Naturally, we’re going to concentrate more heavily on the “unusual” and “variety” crops that sold so well last year. As already noted, for instance, we’ll certainly grow broccoli instead of cabbage. (Both take the same amount of work and, at least in our experience, the first will outsell the second any day. Besides that, broccoli — after its central head is harvested — will, unlike cabbage, go right on producing side shoots almost indefinitely, and all of those shoots are easy to sell too.)
Likewise, when we do grow tomatoes, squash, cucumbers, and other “standard” produce, we’re going to specialize in the varieties — low-acid tomatoes, spaghetti squash, “burbles” cucumbers and pickling gherkins — that haven’t already flooded the market.
We’re going to go very big on melons. Everyone, it seems, loves a melon! We never failed to sell all we took into town last year.
We’re also going to raise a lot of green beans. None of the vendors at our market ever had enough last season. Yes, beans are so prolific and easy to grow that such a shortage is ridiculous. We suspect that the situation has been created by the labor involved (after all, it takes an hour to pick a dollar’s worth of beans and only a few seconds to harvest a dollar melon). But we don’t mind working, and we intend to cash in on the demand this summer.
We will not, however, bother with corn. Everyone has it, the competition to sell roasting ears is too stiff, and perfect ears — especially when they’re organically grown (which is expensive, time-consuming, and hard on the soil) — are worth more than the 60 cents a dozen they bring at the market.
Further Words to the Wise
Before you take the big plunge (buy a season-long vendor’s license) into the farmers market business, do study the maturity dates of all vegetables you plan to grow for sale. In short, make sure you’ll have a full truckload of something to sell every weekend.
And think about lining up other outlets for your produce too. Otherwise, what will you do with the 25 melons that ripen the day after your selling trip to town?
“Sacks, sacks, sacks. Please find me some sacks! ” We saved every paper bag we could get our hands on for a year before we opened our stand . . . and still ran out within three weeks! A surplus store — “paper sacks, 20 cents a pound” — was our salvation.
Both you and your vegetables will last longer in the shade. We always set a pole frame and canvas cover up over our pickup truck’s bed.
The all-out effort to get ready for market — even just once a week — can be a big drain on your time and energy. If you’re afraid the pace will exhaust you too quickly, think about concentrating on a specialty crop that you can harvest and sell just a few weeks a year.
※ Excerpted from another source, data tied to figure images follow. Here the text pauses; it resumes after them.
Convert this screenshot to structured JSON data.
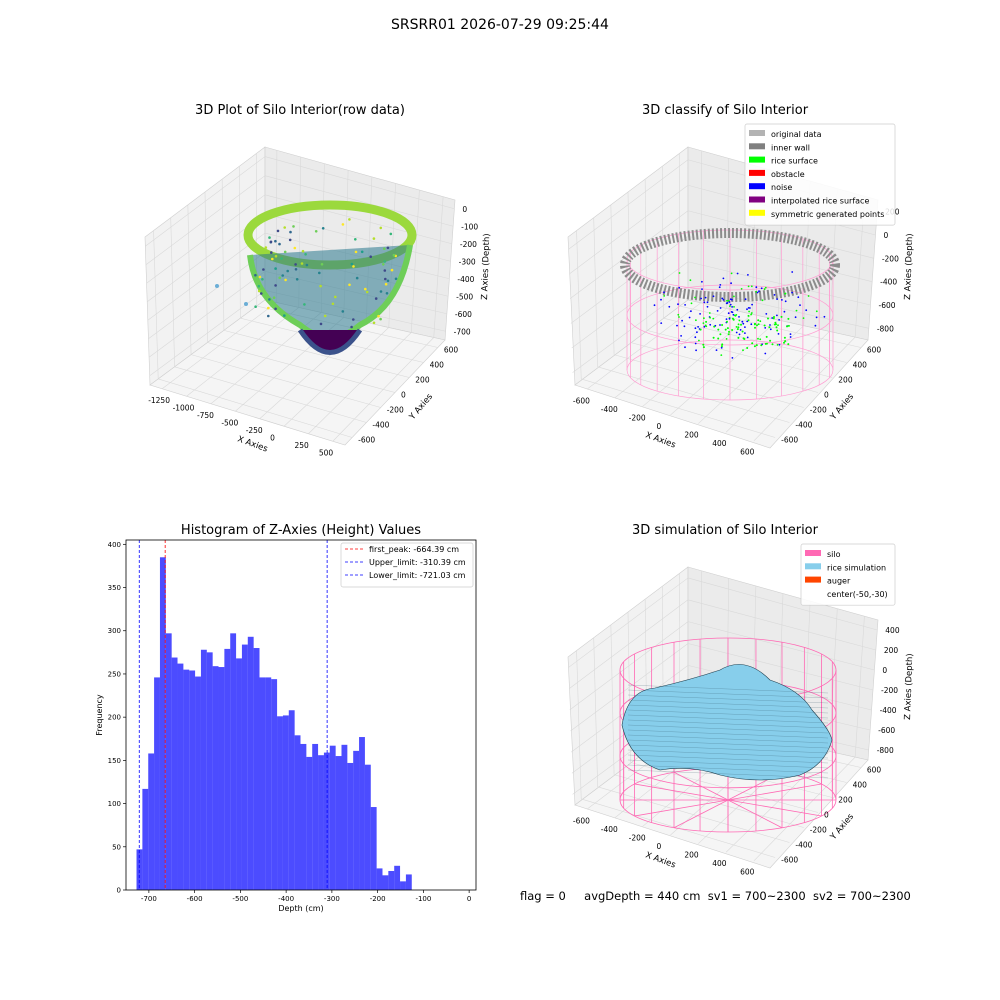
{
  "figure_title": "SRSRR01 2026-07-29 09:25:44",
  "footer": {
    "flag": "flag = 0",
    "avg_depth": "avgDepth = 440 cm",
    "sv1": "sv1 = 700~2300",
    "sv2": "sv2 = 700~2300"
  },
  "chart_data": [
    {
      "type": "scatter",
      "title": "3D Plot of Silo Interior(row data)",
      "xlabel": "X Axies",
      "ylabel": "Y Axies",
      "zlabel": "Z Axies (Depth)",
      "x_ticks": [
        "-1250",
        "-1000",
        "-750",
        "-500",
        "-250",
        "0",
        "250",
        "500"
      ],
      "y_ticks": [
        "-600",
        "-400",
        "-200",
        "0",
        "200",
        "400",
        "600"
      ],
      "z_ticks": [
        "0",
        "-100",
        "-200",
        "-300",
        "-400",
        "-500",
        "-600",
        "-700"
      ],
      "colormap": "viridis"
    },
    {
      "type": "scatter",
      "title": "3D classify of Silo Interior",
      "xlabel": "X Axies",
      "ylabel": "Y Axies",
      "zlabel": "Z Axies (Depth)",
      "x_ticks": [
        "-600",
        "-400",
        "-200",
        "0",
        "200",
        "400",
        "600"
      ],
      "y_ticks": [
        "-600",
        "-400",
        "-200",
        "0",
        "200",
        "400",
        "600"
      ],
      "z_ticks": [
        "200",
        "0",
        "-200",
        "-400",
        "-600",
        "-800"
      ],
      "z_top_partial": "00",
      "legend": [
        {
          "label": "original data",
          "color": "#b3b3b3"
        },
        {
          "label": "inner wall",
          "color": "#808080"
        },
        {
          "label": "rice surface",
          "color": "#00ff00"
        },
        {
          "label": "obstacle",
          "color": "#ff0000"
        },
        {
          "label": "noise",
          "color": "#0000ff"
        },
        {
          "label": "interpolated rice surface",
          "color": "#800080"
        },
        {
          "label": "symmetric generated points",
          "color": "#ffff00"
        }
      ]
    },
    {
      "type": "bar",
      "title": "Histogram of Z-Axies (Height) Values",
      "xlabel": "Depth (cm)",
      "ylabel": "Frequency",
      "xlim": [
        -750,
        15
      ],
      "ylim": [
        0,
        405
      ],
      "x_ticks": [
        -700,
        -600,
        -500,
        -400,
        -300,
        -200,
        -100,
        0
      ],
      "y_ticks": [
        0,
        50,
        100,
        150,
        200,
        250,
        300,
        350,
        400
      ],
      "bin_width": 12.8,
      "bin_start": -727.0,
      "values": [
        47,
        117,
        158,
        246,
        385,
        297,
        269,
        262,
        255,
        254,
        247,
        278,
        275,
        259,
        258,
        279,
        297,
        268,
        284,
        293,
        280,
        246,
        246,
        244,
        201,
        202,
        208,
        179,
        169,
        154,
        169,
        156,
        159,
        167,
        155,
        168,
        147,
        161,
        177,
        145,
        96,
        25,
        17,
        22,
        28,
        10,
        18
      ],
      "bar_color": "#0000ff",
      "lines": [
        {
          "label": "first_peak: -664.39 cm",
          "x": -664.39,
          "color": "#ff0000"
        },
        {
          "label": "Upper_limit: -310.39 cm",
          "x": -310.39,
          "color": "#0000ff"
        },
        {
          "label": "Lower_limit: -721.03 cm",
          "x": -721.03,
          "color": "#0000ff"
        }
      ],
      "legend_position": "top-right"
    },
    {
      "type": "surface",
      "title": "3D simulation of Silo Interior",
      "xlabel": "X Axies",
      "ylabel": "Y Axies",
      "zlabel": "Z Axies (Depth)",
      "x_ticks": [
        "-600",
        "-400",
        "-200",
        "0",
        "200",
        "400",
        "600"
      ],
      "y_ticks": [
        "-600",
        "-400",
        "-200",
        "0",
        "200",
        "400",
        "600"
      ],
      "z_ticks": [
        "400",
        "200",
        "0",
        "-200",
        "-400",
        "-600",
        "-800"
      ],
      "legend": [
        {
          "label": "silo",
          "color": "#ff69b4"
        },
        {
          "label": "rice simulation",
          "color": "#87ceeb"
        },
        {
          "label": "auger",
          "color": "#ff4500"
        },
        {
          "label": "center(-50,-30)",
          "color": ""
        }
      ]
    }
  ]
}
Plan to take only your “perfects” into town. (Vegetables that need trimming can feed your family.) And brace yourself for a few inevitable sneers about prices . . . even though you’ll know there’s absolutely no danger that your produce business will ever make you rich.
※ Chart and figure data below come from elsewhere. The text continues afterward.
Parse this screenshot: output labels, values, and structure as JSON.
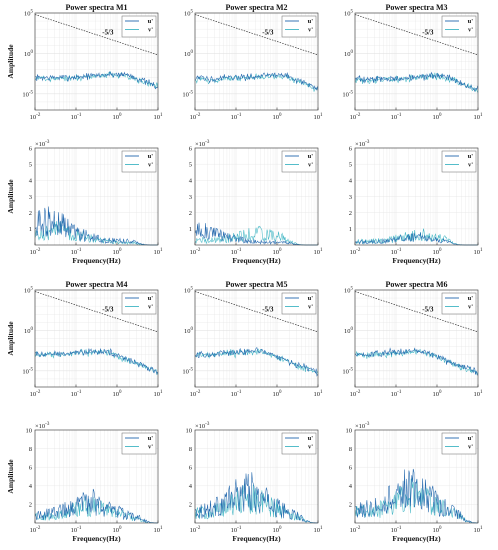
{
  "figure": {
    "background": "#ffffff"
  },
  "colors": {
    "u_series": "#2166ac",
    "v_series": "#41b6c4",
    "grid": "#e3e3e3",
    "axis": "#333333",
    "slope_line": "#333333"
  },
  "chart_data": [
    {
      "id": "log-M1",
      "type": "line",
      "title": "Power spectra M1",
      "xlabel": "",
      "ylabel": "Amplitude",
      "xscale": "log",
      "yscale": "log",
      "xlim": [
        0.01,
        10
      ],
      "ylim": [
        1e-07,
        100000
      ],
      "xticks": [
        "10^-2",
        "10^-1",
        "10^0",
        "10^1"
      ],
      "yticks": [
        "10^5",
        "10^0",
        "10^-5"
      ],
      "grid": true,
      "legend": "top-right",
      "series": [
        {
          "name": "u'",
          "plateau": 0.001,
          "corner": 1.8
        },
        {
          "name": "v'",
          "plateau": 0.0008,
          "corner": 1.8
        }
      ],
      "annotation": {
        "text": "-5/3",
        "slope": -1.6667
      }
    },
    {
      "id": "log-M2",
      "type": "line",
      "title": "Power spectra M2",
      "xlabel": "",
      "ylabel": "",
      "xscale": "log",
      "yscale": "log",
      "xlim": [
        0.01,
        10
      ],
      "ylim": [
        1e-07,
        100000
      ],
      "xticks": [
        "10^-2",
        "10^-1",
        "10^0",
        "10^1"
      ],
      "yticks": [
        "10^5",
        "10^0",
        "10^-5"
      ],
      "grid": true,
      "legend": "top-right",
      "series": [
        {
          "name": "u'",
          "plateau": 0.0008,
          "corner": 1.6
        },
        {
          "name": "v'",
          "plateau": 0.0006,
          "corner": 1.6
        }
      ],
      "annotation": {
        "text": "-5/3",
        "slope": -1.6667
      }
    },
    {
      "id": "log-M3",
      "type": "line",
      "title": "Power spectra M3",
      "xlabel": "",
      "ylabel": "",
      "xscale": "log",
      "yscale": "log",
      "xlim": [
        0.01,
        10
      ],
      "ylim": [
        1e-07,
        100000
      ],
      "xticks": [
        "10^-2",
        "10^-1",
        "10^0",
        "10^1"
      ],
      "yticks": [
        "10^5",
        "10^0",
        "10^-5"
      ],
      "grid": true,
      "legend": "top-right",
      "series": [
        {
          "name": "u'",
          "plateau": 0.0006,
          "corner": 1.5
        },
        {
          "name": "v'",
          "plateau": 0.0005,
          "corner": 1.5
        }
      ],
      "annotation": {
        "text": "-5/3",
        "slope": -1.6667
      }
    },
    {
      "id": "lin-M1",
      "type": "line",
      "title": "",
      "xlabel": "Frequency(Hz)",
      "ylabel": "Amplitude",
      "xscale": "log",
      "yscale": "linear",
      "xlim": [
        0.01,
        10
      ],
      "ylim": [
        0,
        0.006
      ],
      "exponent": "×10^-3",
      "xticks": [
        "10^-2",
        "10^-1",
        "10^0",
        "10^1"
      ],
      "yticks": [
        "6",
        "5",
        "4",
        "3",
        "2",
        "1"
      ],
      "grid": true,
      "legend": "top-right",
      "series": [
        {
          "name": "u'",
          "level": 0.001,
          "peak_x": 0.03,
          "cutoff": 2
        },
        {
          "name": "v'",
          "level": 0.0006,
          "peak_x": 0.05,
          "cutoff": 2
        }
      ]
    },
    {
      "id": "lin-M2",
      "type": "line",
      "title": "",
      "xlabel": "Frequency(Hz)",
      "ylabel": "",
      "xscale": "log",
      "yscale": "linear",
      "xlim": [
        0.01,
        10
      ],
      "ylim": [
        0,
        0.006
      ],
      "exponent": "×10^-3",
      "xticks": [
        "10^-2",
        "10^-1",
        "10^0",
        "10^1"
      ],
      "yticks": [
        "6",
        "5",
        "4",
        "3",
        "2",
        "1"
      ],
      "grid": true,
      "legend": "top-right",
      "series": [
        {
          "name": "u'",
          "level": 0.0006,
          "peak_x": 0.02,
          "cutoff": 1.5
        },
        {
          "name": "v'",
          "level": 0.0005,
          "peak_x": 0.5,
          "cutoff": 1.5
        }
      ]
    },
    {
      "id": "lin-M3",
      "type": "line",
      "title": "",
      "xlabel": "Frequency(Hz)",
      "ylabel": "",
      "xscale": "log",
      "yscale": "linear",
      "xlim": [
        0.01,
        10
      ],
      "ylim": [
        0,
        0.006
      ],
      "exponent": "×10^-3",
      "xticks": [
        "10^-2",
        "10^-1",
        "10^0",
        "10^1"
      ],
      "yticks": [
        "6",
        "5",
        "4",
        "3",
        "2",
        "1"
      ],
      "grid": true,
      "legend": "top-right",
      "series": [
        {
          "name": "u'",
          "level": 0.0003,
          "peak_x": 0.4,
          "cutoff": 1.5
        },
        {
          "name": "v'",
          "level": 0.0004,
          "peak_x": 0.5,
          "cutoff": 1.5
        }
      ]
    },
    {
      "id": "log-M4",
      "type": "line",
      "title": "Power spectra M4",
      "xlabel": "",
      "ylabel": "Amplitude",
      "xscale": "log",
      "yscale": "log",
      "xlim": [
        0.01,
        10
      ],
      "ylim": [
        1e-07,
        100000
      ],
      "xticks": [
        "10^-2",
        "10^-1",
        "10^0",
        "10^1"
      ],
      "yticks": [
        "10^5",
        "10^0",
        "10^-5"
      ],
      "grid": true,
      "legend": "top-right",
      "series": [
        {
          "name": "u'",
          "plateau": 0.001,
          "corner": 0.6
        },
        {
          "name": "v'",
          "plateau": 0.0008,
          "corner": 0.6
        }
      ],
      "annotation": {
        "text": "-5/3",
        "slope": -1.6667
      }
    },
    {
      "id": "log-M5",
      "type": "line",
      "title": "Power spectra M5",
      "xlabel": "",
      "ylabel": "",
      "xscale": "log",
      "yscale": "log",
      "xlim": [
        0.01,
        10
      ],
      "ylim": [
        1e-07,
        100000
      ],
      "xticks": [
        "10^-2",
        "10^-1",
        "10^0",
        "10^1"
      ],
      "yticks": [
        "10^5",
        "10^0",
        "10^-5"
      ],
      "grid": true,
      "legend": "top-right",
      "series": [
        {
          "name": "u'",
          "plateau": 0.001,
          "corner": 0.5
        },
        {
          "name": "v'",
          "plateau": 0.0008,
          "corner": 0.5
        }
      ],
      "annotation": {
        "text": "-5/3",
        "slope": -1.6667
      }
    },
    {
      "id": "log-M6",
      "type": "line",
      "title": "Power spectra M6",
      "xlabel": "",
      "ylabel": "",
      "xscale": "log",
      "yscale": "log",
      "xlim": [
        0.01,
        10
      ],
      "ylim": [
        1e-07,
        100000
      ],
      "xticks": [
        "10^-2",
        "10^-1",
        "10^0",
        "10^1"
      ],
      "yticks": [
        "10^5",
        "10^0",
        "10^-5"
      ],
      "grid": true,
      "legend": "top-right",
      "series": [
        {
          "name": "u'",
          "plateau": 0.001,
          "corner": 0.5
        },
        {
          "name": "v'",
          "plateau": 0.0008,
          "corner": 0.5
        }
      ],
      "annotation": {
        "text": "-5/3",
        "slope": -1.6667
      }
    },
    {
      "id": "lin-M4",
      "type": "line",
      "title": "",
      "xlabel": "Frequency(Hz)",
      "ylabel": "Amplitude",
      "xscale": "log",
      "yscale": "linear",
      "xlim": [
        0.01,
        10
      ],
      "ylim": [
        0,
        0.01
      ],
      "exponent": "×10^-3",
      "xticks": [
        "10^-2",
        "10^-1",
        "10^0",
        "10^1"
      ],
      "yticks": [
        "10",
        "8",
        "6",
        "4",
        "2"
      ],
      "grid": true,
      "legend": "top-right",
      "series": [
        {
          "name": "u'",
          "level": 0.0015,
          "peak_x": 0.3,
          "cutoff": 3
        },
        {
          "name": "v'",
          "level": 0.0012,
          "peak_x": 0.3,
          "cutoff": 3
        }
      ]
    },
    {
      "id": "lin-M5",
      "type": "line",
      "title": "",
      "xlabel": "Frequency(Hz)",
      "ylabel": "",
      "xscale": "log",
      "yscale": "linear",
      "xlim": [
        0.01,
        10
      ],
      "ylim": [
        0,
        0.01
      ],
      "exponent": "×10^-3",
      "xticks": [
        "10^-2",
        "10^-1",
        "10^0",
        "10^1"
      ],
      "yticks": [
        "10",
        "8",
        "6",
        "4",
        "2"
      ],
      "grid": true,
      "legend": "top-right",
      "series": [
        {
          "name": "u'",
          "level": 0.0022,
          "peak_x": 0.25,
          "cutoff": 3
        },
        {
          "name": "v'",
          "level": 0.0018,
          "peak_x": 0.3,
          "cutoff": 3
        }
      ]
    },
    {
      "id": "lin-M6",
      "type": "line",
      "title": "",
      "xlabel": "Frequency(Hz)",
      "ylabel": "",
      "xscale": "log",
      "yscale": "linear",
      "xlim": [
        0.01,
        10
      ],
      "ylim": [
        0,
        0.01
      ],
      "exponent": "×10^-3",
      "xticks": [
        "10^-2",
        "10^-1",
        "10^0",
        "10^1"
      ],
      "yticks": [
        "10",
        "8",
        "6",
        "4",
        "2"
      ],
      "grid": true,
      "legend": "top-right",
      "series": [
        {
          "name": "u'",
          "level": 0.0025,
          "peak_x": 0.3,
          "cutoff": 3
        },
        {
          "name": "v'",
          "level": 0.002,
          "peak_x": 0.35,
          "cutoff": 3
        }
      ]
    }
  ]
}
On the other hand, you also can expect that most of your customers will be a delight. They will! I had figured that the majority of our shoppers would be large families looking for food bargains. Instead, 75 percent of the clientele turned out to be older folks. Perhaps because Omaha’s farmers market is located downtown, close to some older neighborhoods. Or, perhaps, because — in the main — only older people now remember what really fresh, homegrown food tastes like . . . and are not afraid to buy such produce and thank you for the privilege.